In the area of structured products Hannover Re anticipates further growth in demand, particularly in Europe and Asia.

All in all, net premium volume for the entire non-life reinsurance business group should come in on roughly the same level as the previous year. Provided the burden of major losses for the full financial year remains within the bounds of the expected level of around 8% of net premium, a very healthy profit contribution can be anticipated.

The market opportunities offered by life and health reinsurance should facilitate double-digit organic growth and a similar increase in the result. Growth stimuli are expected from European markets as well as from various Asian countries and South Africa. Pilot projects in the U.S. market aimed at opening up alternative distribution channels with the aid of system-supported underwriting are also bearing fruit. It is therefore to be expected that the marketing of simple, transparent life insurance products will inject fresh growth impetus into the U.S. life market.

As far as the investment portfolio is concerned, the anticipated positive cash flow as well as the proceeds expected to accrue from the sale of Praetorian in the second quarter will serve to boost the volume of assets in the course of the year.

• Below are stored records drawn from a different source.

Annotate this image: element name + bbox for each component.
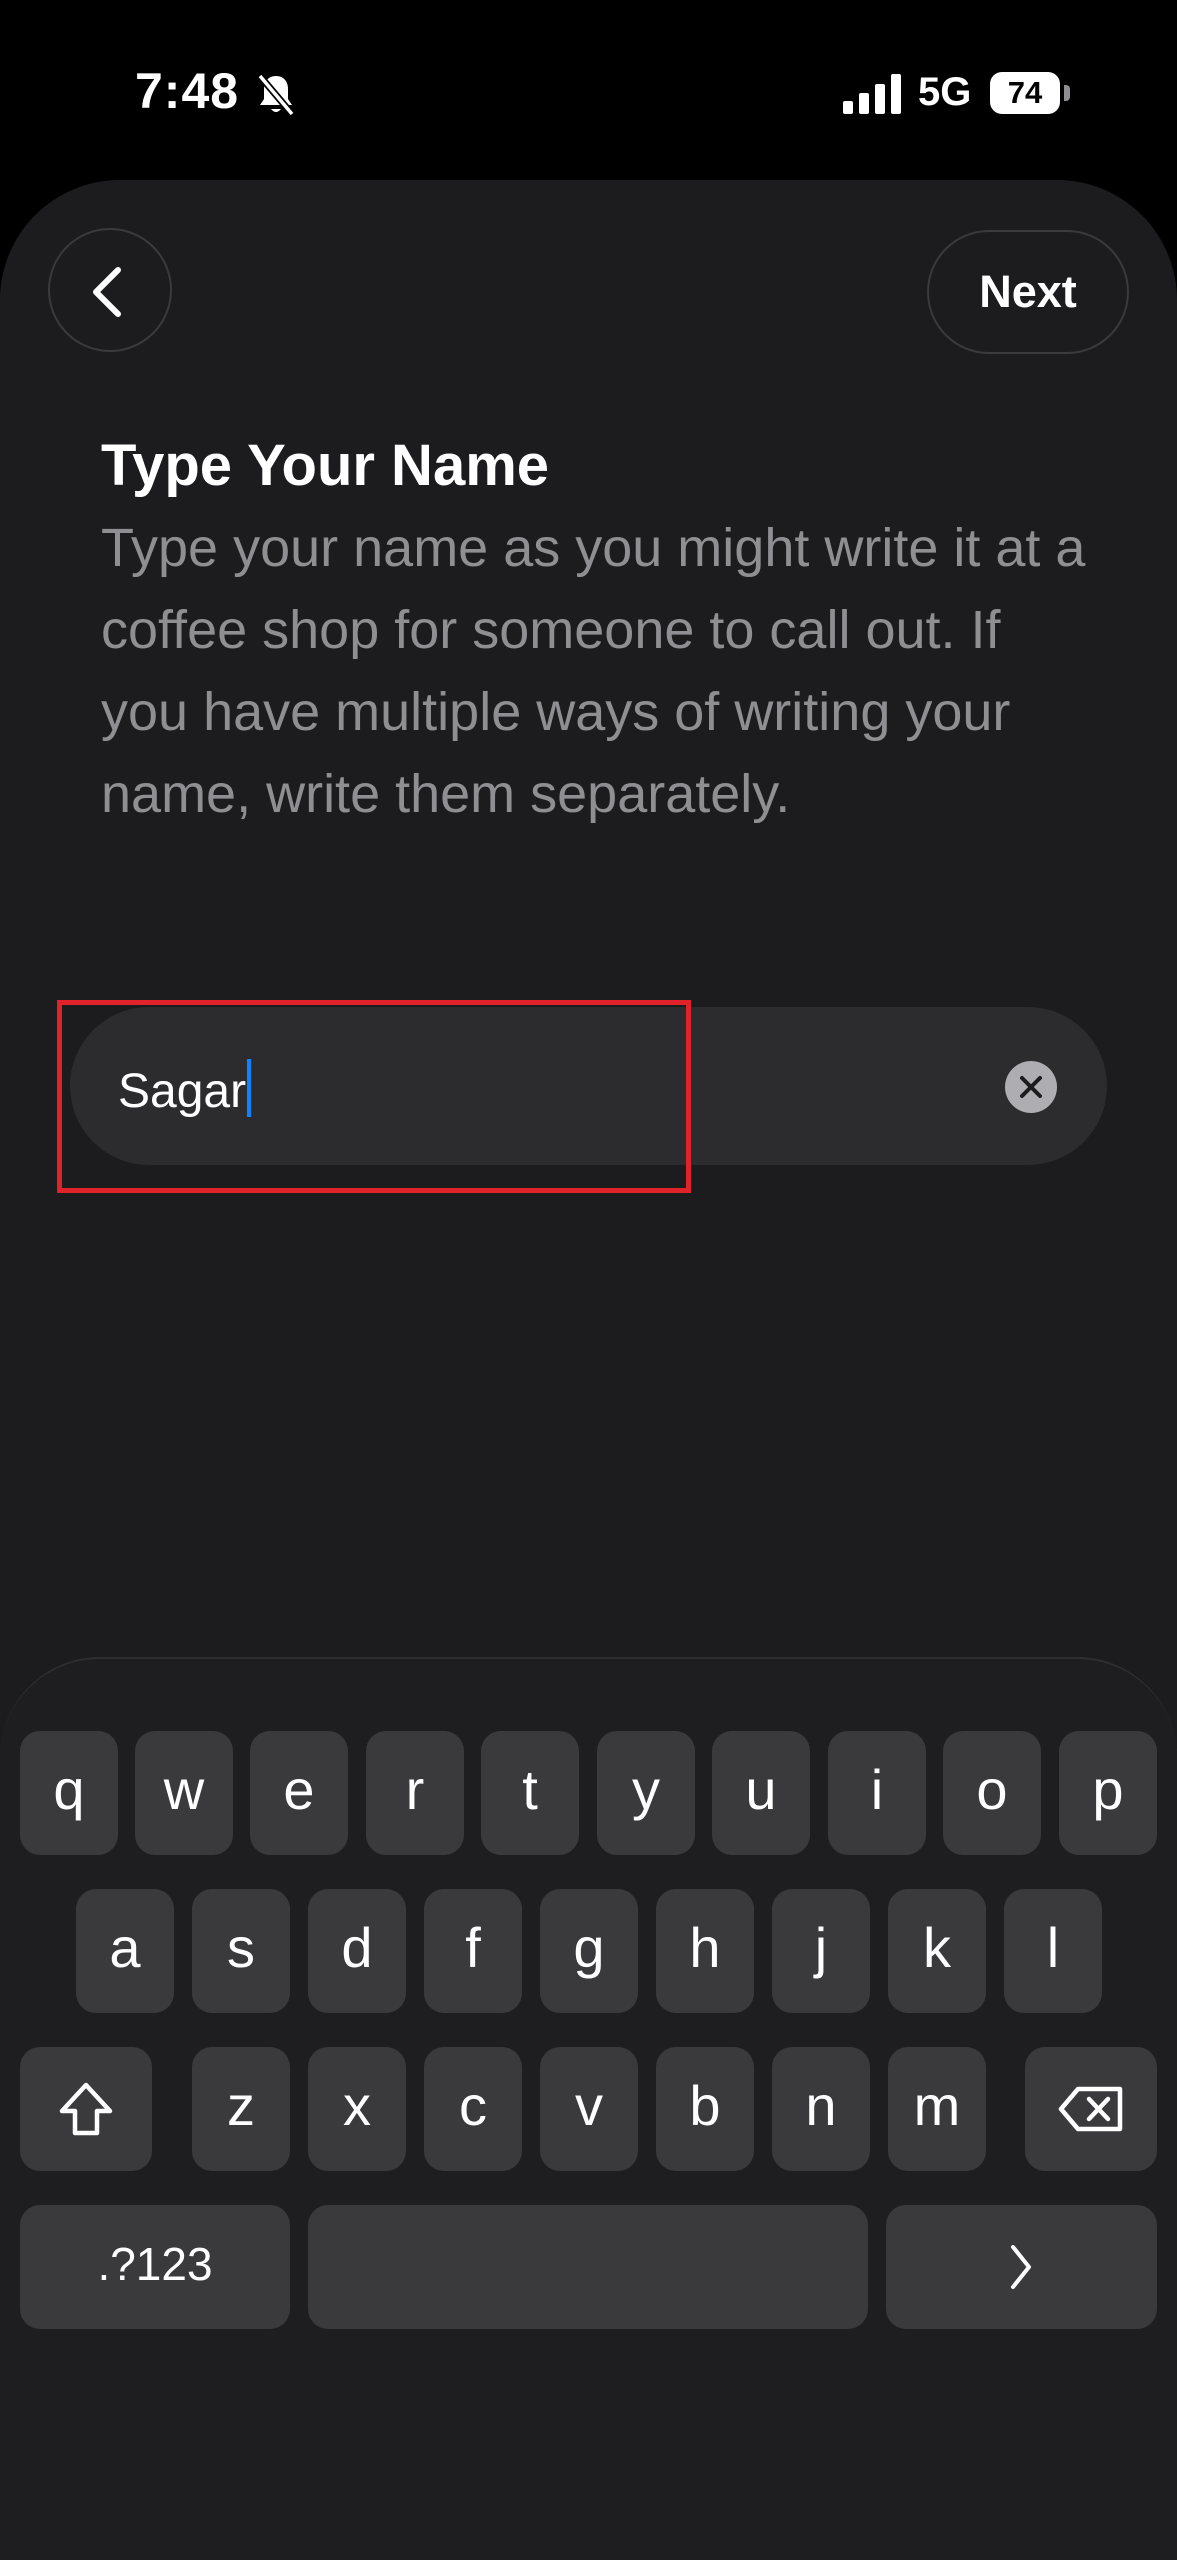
key-d[interactable]: d — [308, 1889, 406, 2013]
backspace-icon — [1058, 2086, 1123, 2132]
key-q[interactable]: q — [20, 1731, 118, 1855]
battery-tip — [1064, 85, 1070, 101]
bell-slash-icon — [257, 73, 295, 117]
key-p[interactable]: p — [1059, 1731, 1157, 1855]
numbers-key[interactable]: .?123 — [20, 2205, 290, 2329]
key-j[interactable]: j — [772, 1889, 870, 2013]
page-title: Type Your Name — [101, 433, 550, 498]
key-o[interactable]: o — [943, 1731, 1041, 1855]
key-e[interactable]: e — [250, 1731, 348, 1855]
key-k[interactable]: k — [888, 1889, 986, 2013]
key-x[interactable]: x — [308, 2047, 406, 2171]
shift-arrow-icon — [59, 2082, 113, 2136]
key-y[interactable]: y — [597, 1731, 695, 1855]
go-key[interactable] — [886, 2205, 1157, 2329]
key-t[interactable]: t — [481, 1731, 579, 1855]
cellular-signal-icon — [843, 74, 901, 114]
key-g[interactable]: g — [540, 1889, 638, 2013]
network-type: 5G — [918, 70, 972, 114]
status-bar: 7:48 5G 74 — [0, 0, 1177, 180]
key-u[interactable]: u — [712, 1731, 810, 1855]
status-time: 7:48 — [135, 63, 240, 119]
key-b[interactable]: b — [656, 2047, 754, 2171]
battery-icon: 74 — [990, 72, 1072, 114]
battery-level: 74 — [990, 72, 1060, 114]
key-s[interactable]: s — [192, 1889, 290, 2013]
key-n[interactable]: n — [772, 2047, 870, 2171]
key-c[interactable]: c — [424, 2047, 522, 2171]
chevron-right-icon — [1011, 2245, 1031, 2289]
delete-key[interactable] — [1025, 2047, 1157, 2171]
key-m[interactable]: m — [888, 2047, 986, 2171]
clear-button[interactable] — [1005, 1061, 1057, 1113]
key-h[interactable]: h — [656, 1889, 754, 2013]
key-z[interactable]: z — [192, 2047, 290, 2171]
next-button[interactable]: Next — [927, 230, 1129, 354]
space-key[interactable] — [308, 2205, 868, 2329]
shift-key[interactable] — [20, 2047, 152, 2171]
chevron-left-icon — [93, 267, 121, 317]
key-v[interactable]: v — [540, 2047, 638, 2171]
clear-x-icon — [1020, 1076, 1042, 1098]
key-l[interactable]: l — [1004, 1889, 1102, 2013]
page-description: Type your name as you might write it at … — [101, 518, 1086, 824]
back-button[interactable] — [48, 228, 172, 352]
key-w[interactable]: w — [135, 1731, 233, 1855]
key-i[interactable]: i — [828, 1731, 926, 1855]
key-a[interactable]: a — [76, 1889, 174, 2013]
highlight-box — [57, 1000, 691, 1193]
key-r[interactable]: r — [366, 1731, 464, 1855]
key-f[interactable]: f — [424, 1889, 522, 2013]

Given a normal market environment, the income from assets under own management should continue to grow.

In view of the developments described above, Hannover Re is looking forward to a very good result for the full 2007 financial year. "Assuming that the burden of major losses comes in around the expected level and as long as there are no adverse movements on capital markets, we expect to generate a return on equity of at least 15% and Group net income in excess of the previous year," Mr. Zeller concluded. It remains the company's intention to pay out a dividend in the range of 35% to 40% of Group net income.

Hannover Re, with a gross premium of around 9 billion euro, is one of the leading reinsurance groups in the world. It transacts all lines of non-life and life and health reinsurance. It maintains business relations with more than 5,000 insurance companies in about 150 countries. Its worldwide network consists of more than 100 subsidiaries, branch and representative offices in around 20 countries with a total staff of roughly 2,000. The rating agencies most relevant to the insurance industry have awarded Hannover Re very strong insurer financial strength ratings (Standard & Poor's AA- "Very Strong" and A.M. Best A "Excellent").

Disclaimer:

Some of the statements in this press release may be forward-looking statements or statements of future expectations based on currently available information. Such statements are naturally subject to risks and uncertainties. Factors such as the development of general economic conditions, future market conditions, unusual catastrophic loss events, changes in the capital markets and other circumstances may cause the actual events or results to be materially different from those anticipated by such statements. Hannover Re does not make any representation or warranty, express or implied, as to the accuracy, completeness or updated status of such statements. Therefore, in no case whatsoever will Hannover Re and its affiliate companies be liable to anyone for any decision made or action taken in conjunction with the information and/or statements in this press release or for any related damages.